Court Opinion

ID: 9660684
Source: CourtListenerOpinion
Date Created: 2023-08-23 22:18:26.56971+00
Date Added: 2024-06-11T18:14:21.290065
License: Public Domain

*950WARNER, J.,
concurring specially.
I concur based upon the reasoning of State v. Hewitt, 702 So.2d 633 (Fla. 1st DCA 1997).
The erroneous withholding of adjudication without providing written reasons pursuant to section 775.08435(l)(b), Florida Statutes, creates a judgment unauthorized by law, not necessarily an illegal judgment. See id. at 636. Where the act is only unauthorized, rather than illegal, the state must preserve the issue for appeal by proper objection or assertion on appeal that the error is fundamental. Id. Based upon the analysis of sentencing errors in Maddox v. State, 760 So.2d 89, 100-01 (Fla.2000), it is unlikely that our supreme court would classify the lack of written reasons for a withhold of adjudication and sentence of probation under the statute as a fundamental error. (“[I]n order to be considered fundamental, an error must be serious. In determining the seriousness of an error, the inquiry must focus on the nature of the error, its qualitative effect on the sentencing process and its quantitative effect on the sentence. In most cases, a fundamental sentencing error will be one that affects the determination of the length of the sentence such that the interests of justice will not be served if the error remains uncorrected.”) (citation omitted).

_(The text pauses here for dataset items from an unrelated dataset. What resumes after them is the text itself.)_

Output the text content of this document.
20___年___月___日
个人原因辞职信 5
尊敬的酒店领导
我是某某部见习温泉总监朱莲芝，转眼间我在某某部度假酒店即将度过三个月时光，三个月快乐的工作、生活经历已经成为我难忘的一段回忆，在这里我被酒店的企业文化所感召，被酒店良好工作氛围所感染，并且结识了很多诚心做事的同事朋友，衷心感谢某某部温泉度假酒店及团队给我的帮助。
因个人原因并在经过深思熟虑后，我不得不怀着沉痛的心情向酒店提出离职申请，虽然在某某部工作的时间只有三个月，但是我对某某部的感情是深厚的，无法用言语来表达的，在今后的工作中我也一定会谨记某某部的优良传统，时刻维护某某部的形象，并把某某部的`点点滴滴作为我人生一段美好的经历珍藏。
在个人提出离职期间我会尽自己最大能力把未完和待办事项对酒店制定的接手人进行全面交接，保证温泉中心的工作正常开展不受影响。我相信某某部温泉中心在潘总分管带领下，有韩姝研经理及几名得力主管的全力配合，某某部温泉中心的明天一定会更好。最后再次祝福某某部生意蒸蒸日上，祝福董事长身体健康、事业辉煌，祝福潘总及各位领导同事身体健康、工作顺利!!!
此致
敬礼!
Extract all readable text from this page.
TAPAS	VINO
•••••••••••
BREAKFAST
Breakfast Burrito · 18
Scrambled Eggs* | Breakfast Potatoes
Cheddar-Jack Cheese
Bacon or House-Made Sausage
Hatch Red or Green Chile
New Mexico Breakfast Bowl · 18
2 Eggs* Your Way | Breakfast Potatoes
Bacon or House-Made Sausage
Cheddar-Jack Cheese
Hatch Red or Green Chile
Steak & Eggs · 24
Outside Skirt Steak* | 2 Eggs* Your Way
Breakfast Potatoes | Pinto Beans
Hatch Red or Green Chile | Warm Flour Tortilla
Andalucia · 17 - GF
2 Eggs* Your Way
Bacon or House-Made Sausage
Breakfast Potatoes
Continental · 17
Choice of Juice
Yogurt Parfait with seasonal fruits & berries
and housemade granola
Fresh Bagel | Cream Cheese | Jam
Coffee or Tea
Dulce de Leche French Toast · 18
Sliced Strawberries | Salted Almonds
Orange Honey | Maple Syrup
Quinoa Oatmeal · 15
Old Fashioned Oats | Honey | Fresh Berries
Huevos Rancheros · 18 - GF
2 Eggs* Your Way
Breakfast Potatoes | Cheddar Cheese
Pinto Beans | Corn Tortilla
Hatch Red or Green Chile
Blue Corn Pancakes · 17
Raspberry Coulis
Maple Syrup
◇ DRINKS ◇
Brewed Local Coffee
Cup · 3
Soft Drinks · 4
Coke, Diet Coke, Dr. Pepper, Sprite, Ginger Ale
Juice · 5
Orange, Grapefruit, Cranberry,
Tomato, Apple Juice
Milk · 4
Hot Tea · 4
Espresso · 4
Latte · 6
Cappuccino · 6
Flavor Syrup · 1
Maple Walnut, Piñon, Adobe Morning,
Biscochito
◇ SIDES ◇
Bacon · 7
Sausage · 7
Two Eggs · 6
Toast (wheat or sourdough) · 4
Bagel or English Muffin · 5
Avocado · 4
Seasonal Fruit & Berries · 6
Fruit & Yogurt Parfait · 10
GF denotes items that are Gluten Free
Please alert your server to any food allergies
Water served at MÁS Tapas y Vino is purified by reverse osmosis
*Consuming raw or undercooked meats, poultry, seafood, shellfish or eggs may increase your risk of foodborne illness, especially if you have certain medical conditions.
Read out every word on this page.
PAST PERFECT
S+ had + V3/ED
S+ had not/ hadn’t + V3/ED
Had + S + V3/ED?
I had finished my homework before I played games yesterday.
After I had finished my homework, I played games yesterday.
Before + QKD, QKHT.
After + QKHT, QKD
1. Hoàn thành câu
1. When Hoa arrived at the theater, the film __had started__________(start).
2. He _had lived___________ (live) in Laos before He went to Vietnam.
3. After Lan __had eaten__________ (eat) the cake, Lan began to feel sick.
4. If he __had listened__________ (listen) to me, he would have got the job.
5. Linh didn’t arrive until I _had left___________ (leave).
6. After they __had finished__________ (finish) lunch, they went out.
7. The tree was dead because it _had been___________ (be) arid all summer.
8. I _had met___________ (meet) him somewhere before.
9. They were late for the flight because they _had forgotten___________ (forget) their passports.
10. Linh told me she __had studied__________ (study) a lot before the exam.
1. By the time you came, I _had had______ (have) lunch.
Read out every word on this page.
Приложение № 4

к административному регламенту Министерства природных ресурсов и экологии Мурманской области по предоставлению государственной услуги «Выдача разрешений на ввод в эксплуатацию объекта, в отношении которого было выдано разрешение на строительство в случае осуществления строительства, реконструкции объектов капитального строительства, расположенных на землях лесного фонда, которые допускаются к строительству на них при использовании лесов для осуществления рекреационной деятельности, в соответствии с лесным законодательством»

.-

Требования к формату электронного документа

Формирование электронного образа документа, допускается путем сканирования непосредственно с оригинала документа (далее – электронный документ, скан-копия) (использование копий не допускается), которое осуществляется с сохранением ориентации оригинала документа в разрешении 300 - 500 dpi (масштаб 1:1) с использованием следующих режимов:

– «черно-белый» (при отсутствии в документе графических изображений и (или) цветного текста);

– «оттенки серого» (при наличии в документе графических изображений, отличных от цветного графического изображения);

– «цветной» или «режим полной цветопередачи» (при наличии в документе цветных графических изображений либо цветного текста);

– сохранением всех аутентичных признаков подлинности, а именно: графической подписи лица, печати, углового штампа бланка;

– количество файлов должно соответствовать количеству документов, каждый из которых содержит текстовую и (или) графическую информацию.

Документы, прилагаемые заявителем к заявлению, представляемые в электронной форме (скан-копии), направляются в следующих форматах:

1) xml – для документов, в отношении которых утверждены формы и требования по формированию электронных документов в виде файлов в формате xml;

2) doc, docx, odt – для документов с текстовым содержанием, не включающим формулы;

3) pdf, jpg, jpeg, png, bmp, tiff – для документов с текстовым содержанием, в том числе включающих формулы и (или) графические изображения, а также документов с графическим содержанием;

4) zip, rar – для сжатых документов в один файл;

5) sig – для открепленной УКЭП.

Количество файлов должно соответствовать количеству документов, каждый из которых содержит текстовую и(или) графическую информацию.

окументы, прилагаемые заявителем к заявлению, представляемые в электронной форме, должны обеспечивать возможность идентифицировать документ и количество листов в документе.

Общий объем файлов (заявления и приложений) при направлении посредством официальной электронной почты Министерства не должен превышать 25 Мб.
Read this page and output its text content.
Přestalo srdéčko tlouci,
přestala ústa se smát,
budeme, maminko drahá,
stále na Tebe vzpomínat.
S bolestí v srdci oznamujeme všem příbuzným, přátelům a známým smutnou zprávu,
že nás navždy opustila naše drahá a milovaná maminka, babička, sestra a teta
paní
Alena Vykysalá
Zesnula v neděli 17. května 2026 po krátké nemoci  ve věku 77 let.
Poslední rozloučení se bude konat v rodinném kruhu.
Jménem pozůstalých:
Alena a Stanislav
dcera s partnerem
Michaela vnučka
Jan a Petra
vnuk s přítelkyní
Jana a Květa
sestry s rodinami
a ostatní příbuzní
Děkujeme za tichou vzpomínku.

It would not seem to be a serious error of constitutional proportion that the trial court failed to take the ministerial step of recording in writing the orally pronounced reasons for withholding adjudication, an act which does not increase the deprivation of liberty of the defendant. Maddox, 760 So.2d at 100 (“[A]n error that improperly extends the defendant’s incarceration or supervision likely would impress us as fundamental.”). The state has not argued that this failure constitutes fundamental error, nor has it argued that the reason orally assigned by the judge for withholding would not comport with the factors set forth in section 921.0026, Florida Statutes.
For these reasons, I concur in the affir-mance of the judgment and sentence.